1. In these Revision Petitions the very same petitioner/complainant assails the dropping of criminal proceedings initiated by him against the very same common respondent/accused in respect of two cheques under Section 138 of Negotiable Instruments Act, 1881. The petitioner/complainant alleged that the respondent/accused had issued two cheques each for Rs. 35,000/- with different dates for the discharge of a legally enforceable debt/liability. The cheques were dishonoured on the basis of stop memos issued by the accused. Notices of demand were issued. But they did not succeed in securing payments. It was stated in reply that the cheques for the specified amount were actually issued but they were not issued for the discharge of any legally enforceable debt/liability. The complainant came to the Court alleging the commission of the offence punishable under Section 138 of N.I.Act. According to the complainant he had brought the original cheques to the Court at the time of filing the complaints and the Court had permitted him to keep originals leaving the photostat copies in the Court. This submission is strenuously disputed by the learned counsel for the respondent. Whatever that be, in Court only copies of the cheques were left. When the matter came up for trial the complainant submitted that the original cheques were lost and a crime had been registered in respect of such loss of cheques.

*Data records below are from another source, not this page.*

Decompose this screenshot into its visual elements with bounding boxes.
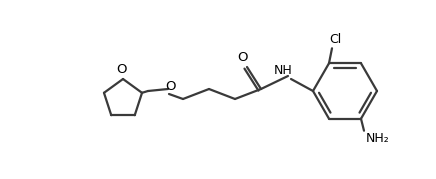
Text: O: O — [165, 79, 175, 93]
Text: Cl: Cl — [329, 33, 341, 46]
Text: NH: NH — [274, 64, 293, 76]
Text: O: O — [237, 50, 247, 64]
Text: O: O — [116, 62, 126, 76]
Text: NH₂: NH₂ — [366, 132, 390, 145]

The complainant was examined in part and the Court directed him to produce the original cheques. As he could not produce the cheques, the complainant filed affidavit to explain the circumstances under which he was not able to produce the cheques. Thereupon the learned Magistrate without proceeding further, invoking his powers under the decision reported in K.M. Mathew v. State of Kerala, 1992 (1) KLT P.1, proceeded to pass the impugned common orders directing discontinuance of the proceedings.

2. The respondent/accused has entered appearance. The learned counsel for the petitioner submits that there is no dispute between the parties about the facts of issue of cheques and their dishonour etc. The cheques were actually lost. In these circumstances the complainant is not in a position to produce the cheques. The counsel submits that the complainant is in these circumstances entitled to adduce secondary evidence about the cheques. As per Section 65 of the Evidence Act such secondary evidence is admissible also. The learned Magistrate erred grossly in not giving such an opportunity and in terminating the proceedings. It is in these circumstances prayed the impugned order may be set aside.

3. The learned counsel for the respondent submits that the theory of loss of cheques is unacceptable. He asserts that the cheques were not produced at the first instance and it is clearly shown that it was not a case of loss of cheques. It is in these circumstances submitted that the impugned order does not warrant interference.

4. I have considered the submission. I have gone through the records. I am of the opinion that the Court below was certainly wrong in prematurely dropping/ discontinuing further proceedings against the accused in the two cases. The decision reported in 1992 (1) KLT 1 does, of course, clothe a criminal court to discontinue the proceedings de hors the provisions of the Code of Criminal Procedure. But such powers ought to be invoked sparingly and in exceptional cases. If really as a matter of fact, the cheques are lost it would be improper and incorrect to deny the complainant an opportunity to substantiate his grievance by adducing secondary evidence as permitted under Section 65 of Evidence Act. I make it clear that I have not intended to express any opinion on the question whether such secondary evidence can be acted upon or not. That is of course, for the Court below to consider at the appropriate stage. At any rate, premature discontinuance of the proceedings was, certainly incorrect and improper. The challenge succeeds.

5. In the result,

a) These criminal Revision Petitions are allowed.

b) The learned Magistrate is directed to continue the proceedings and dispose of C.C. 132/93 and C.C. 151/93 as expeditiously as possible.

c) The parties are directed to appear before the learned Magistrate on 28.4.2003 to continue the proceedings.